March 2016 Church & State - March 2015

Intolerant Of Tolerance?: Critics Question Obama’s Call For Inclusion

  AU admin

President Barack Obama last month made a goodwill visit to a mosque in Baltimore. It was the first time Obama had visited an Islamic center on U.S. soil.

During remarks at the mosque, Obama reminded Americans of the importance of religious freedom. He noted that Muslims have been living in America from the beginnings of the country and spoke against hateful rhetoric directed against Muslims today.
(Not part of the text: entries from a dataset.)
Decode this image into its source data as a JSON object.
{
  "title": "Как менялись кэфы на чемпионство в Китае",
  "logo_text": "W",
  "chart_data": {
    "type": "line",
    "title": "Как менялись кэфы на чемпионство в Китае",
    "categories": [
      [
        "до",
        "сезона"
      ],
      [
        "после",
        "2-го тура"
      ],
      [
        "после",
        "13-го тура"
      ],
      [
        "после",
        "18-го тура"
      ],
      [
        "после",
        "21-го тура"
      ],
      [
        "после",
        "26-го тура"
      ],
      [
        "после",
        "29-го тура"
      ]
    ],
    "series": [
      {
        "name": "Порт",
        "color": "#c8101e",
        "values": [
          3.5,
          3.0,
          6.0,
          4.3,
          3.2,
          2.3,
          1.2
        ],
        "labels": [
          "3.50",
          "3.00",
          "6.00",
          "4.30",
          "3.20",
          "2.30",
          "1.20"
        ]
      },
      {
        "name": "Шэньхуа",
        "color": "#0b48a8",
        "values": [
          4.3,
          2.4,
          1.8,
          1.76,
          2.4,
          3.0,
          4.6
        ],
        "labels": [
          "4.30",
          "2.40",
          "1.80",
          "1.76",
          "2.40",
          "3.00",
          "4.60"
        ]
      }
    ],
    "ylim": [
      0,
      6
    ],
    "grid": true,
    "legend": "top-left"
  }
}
“We can’t be bystanders to bigotry,” Obama said, “Together, we’ve got to show that America truly protects all faiths. As we protect our country from terrorism, we should not reinforce the ideas and the rhetoric of the terrorists themselves.”

For some reason, the visit bothered U.S. Sen. Marco Rubio (R-Fla.), who is seeking the Republican presidential nomination.

“I’m tired of being divided against each other for political reasons like this president’s done,” Rubio said. “Always pitting people against each other. Always. Look at today – he gave a speech at a mosque. Oh, you know, basically implying that America is discriminating against Muslims.”

The Muslims who have seen their mosques vandalized or who’ve had to fight in court to win the right to even construct such facilities would probably disagree with Rubio about the extent of Islamophobia in the United States.

Rubio also overlooks the fact that President George W. Bush in 2001 visited a mosque and said many of the same things that Obama did. Bush went to the mosque just days after the Sept. 11 attacks in an effort to tamp down anti-Muslim hysteria that had erupted. Bush remarked, “The face of terror is not the true faith of Islam. Islam is peace.”

Although it’s increasingly difficult for the president to be a unifier in these partisan times, Obama continues to try. At a time when other aspiring political leaders are calling for profiling and surveillance of Muslims and even limits on their ability to travel in America, the president is to be commended for offering another approach, one that is in line with our nation’s founding principles of religious freedom and tolerance.

It is rather remarkable to see a political leader get attacked for asking Americans to be tolerant and to treat one another decently. Yet that is where we are today. Some prominent people are urging Americans to embrace not our core values but fear.

That is indeed a paucity of vision and leadership. The nation deserves better.